Toufique Imrose Khalidi, the veteran journalist of the country was appointed as the editor-in-chief, however, he was replaced by the existing CEO and editor-in-chief M Shamsur Rahman before commercial launching. It is the first television channel in Bangladesh to use the MPEG-4 technology to broadcast, and the workflow was designed in the concept of Media Asset Management (MAM) for multi-profile distribution by the technology team led by its chief technology officer Anowarul Azim.
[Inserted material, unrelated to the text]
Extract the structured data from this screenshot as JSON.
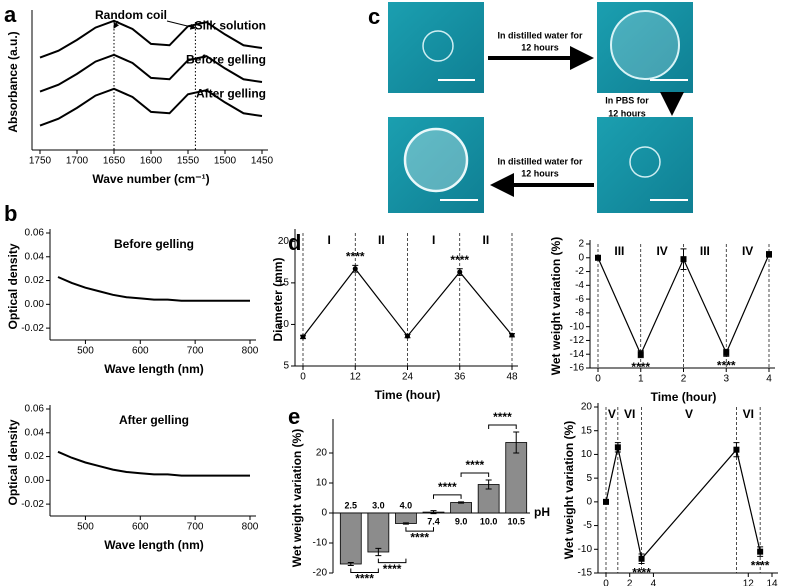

Independent Television produced a quiz show titled Bangladesh Jiggasha, which premiered on the channel on 12 October 2018. In December 2018, the channel began broadcasting using the Bangabandhu-1 satellite.

== Programming ==
Independent Television usually broadcasts news programming. It has introduced an open newsroom studio presentation concept and connected to six divisional bureau offices for on-screen live news analysis from its first on-aired news and popular talk show Ajker Bangladesh, which Khaled Muhiuddin hosted earlier. Other programs include Rat 9 Tar Bangladesh, Joto Khela, Talash, and Goal. It also covers shows on culture, business, and entertainment. During several occasions such as holidays, Independent Television broadcasts special programming, such as Bazar Sodai, a shopping program aired on the last day of the month of Ramadan, observing Eid al-Fitr.

== Controversies ==
Shortly after the resignation of prime minister Sheikh Hasina on 5 August 2024, the headquarters of Independent Television was attacked and vandalized by mobs. Despite being one of the several channels whose headquarters were vandalized, it remained on the air. On 13 August 2024, the editor-in-chief and CEO of Independent Television, M Shamsur Rahman, was banned from leaving Bangladesh by a Dhaka court amid investigations into alleged involvement in laundering billions of taka linked to BEXIMCO vice chairman Salman F Rahman, as well as alleged embezzlement of 360 billion BDT from multiple banks. A defamation case was filed against the channel by Bangladeshi conglomerate Orion Group on 19 September 2024, accusing the channel of constantly airing misleading reports on the conglomerate allegedly embezzling governmental funds and laundering money.